Phase 3: Mapping
No More than Necessary
A similar rule applies to performance as to memory: the less data you actually load (i.e. save in the internal structures for the mapping process) the faster things run. Check your tasks to see whether you really need to load and map all of the data, or whether you could in fact simply ignore parts of it. More detailed information on this can be found in the memory chapter.
Simple Data Mapper
To get straight to the point, the simple data mapper is only practical in a few situations. The main reason for this is that it does not allow paths or hierarchical node structures to be used, and these are necessary in most data structures of any complexity. Calculated fields cannot be used here either. However, if you do not need any of these, use the simple data mapper to achieve a tremendous increase in performance. If you’re not sure, just try it out. If the result looks good, use the simple mapper. If you get nowhere, switch to the advanced mapper.
Let’s take another look at our customer data, which we now want to transfer from a database to a simple Excel spreadsheet.
4711,Maier,Harald,Hamburg
4712,Müller,Hugo,Frankfurt Main
4713,Huber,Toni,Munich
Here’s how the structures look.
Source structure:
Destination structure:
As mentioned earlier, a record will be created for each row in the database. If you are sure that there will not be any memory problems due to the data volume or the time at which the profile runs, you can prevent this by using option Force single record (only available for some document types). This can improve the speed slightly, but do not do it unless you are certain it is safe. As a side note, it also means that you cannot use functions like isFirstRecord because there is only one record. A variable construct can be used instead, although the situation is more difficult with isLastRecord.
In this example, you really do not need any paths or hierarchies, etc. You simply want to convert each row from the database into a row in the Excel file. There’s almost nothing easier. And Excel can handle over 60,000 rows even in the old file format (the new .xlsx does not have this limit). Transferring an entire customer list could involve several thousand or tens of thousands. If you use the simple data mapper here instead of the advanced mapper, you can very quickly achieve time savings of more than 50 percent, sometimes up to 70 percent. And it also happens to go some way towards saving memory.
Now imagine that you want to move a few million datasets from one database to another - you could save hours in the mapping process. In this case, of course, a single record should not be used under any circumstances! But there is no reason why you cannot use the TokenStreamSplitter described in the memory chapter.
Functions
Almost all mapping processes of any complexity use functions, e.g. to manipulate values or to pick out the right value from various input nodes. Lobster_data offers hundreds of these functions, and it is easy to get lost in the maze or to simply choose either the first function that seems appropriate or one that you already know. Many tasks can be handled far more quickly and easily if only the right functions are used. Often, they allow much smaller and simpler tree structures to be created.
There is an entire chapter still to come about functions and how to use them efficiently.
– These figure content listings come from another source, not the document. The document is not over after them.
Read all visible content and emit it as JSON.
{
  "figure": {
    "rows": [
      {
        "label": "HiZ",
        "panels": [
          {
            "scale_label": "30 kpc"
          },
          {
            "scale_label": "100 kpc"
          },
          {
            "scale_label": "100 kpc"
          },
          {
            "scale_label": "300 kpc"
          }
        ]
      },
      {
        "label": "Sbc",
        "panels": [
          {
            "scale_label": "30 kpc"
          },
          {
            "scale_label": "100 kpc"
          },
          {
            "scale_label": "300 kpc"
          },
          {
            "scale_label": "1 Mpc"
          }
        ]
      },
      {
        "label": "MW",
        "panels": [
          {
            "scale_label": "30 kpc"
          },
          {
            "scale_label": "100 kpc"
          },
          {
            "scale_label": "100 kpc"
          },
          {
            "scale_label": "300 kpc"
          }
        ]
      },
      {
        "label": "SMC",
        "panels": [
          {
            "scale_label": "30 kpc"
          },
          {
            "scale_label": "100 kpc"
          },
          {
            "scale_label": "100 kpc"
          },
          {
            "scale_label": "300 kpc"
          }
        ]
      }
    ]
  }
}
We strongly recommend reading this chapter, because the more complicated you make your calculations, the more processing time they will need.
SQL Nodes
Nodes in the destination structure have the attribute Only for SQL. The purpose of this attribute is the following.
There are cases where you want data to be written to a database, but you also want a file to be created at the same time. And this file should not contain the same data that has been written to the database. For example, you want it to show a few totals - the number of datasets added, etc. - but not thousands of rows containing the data that actually should only be written in the database. In this case, we set the Only for SQL attribute to Yes in the nodes that are responsible for the database tables, so that the data in these nodes is ignored in all subsequent steps (including the Integration Unit).
Handy, but it has a catch: After phase 4 (SQL), every single record is swapped in and swapped out again after removing all of the data from these nodes. That comes at a cost. You should therefore only set this attribute to Yes if you actually need it, as described at the start. Otherwise, please always set No.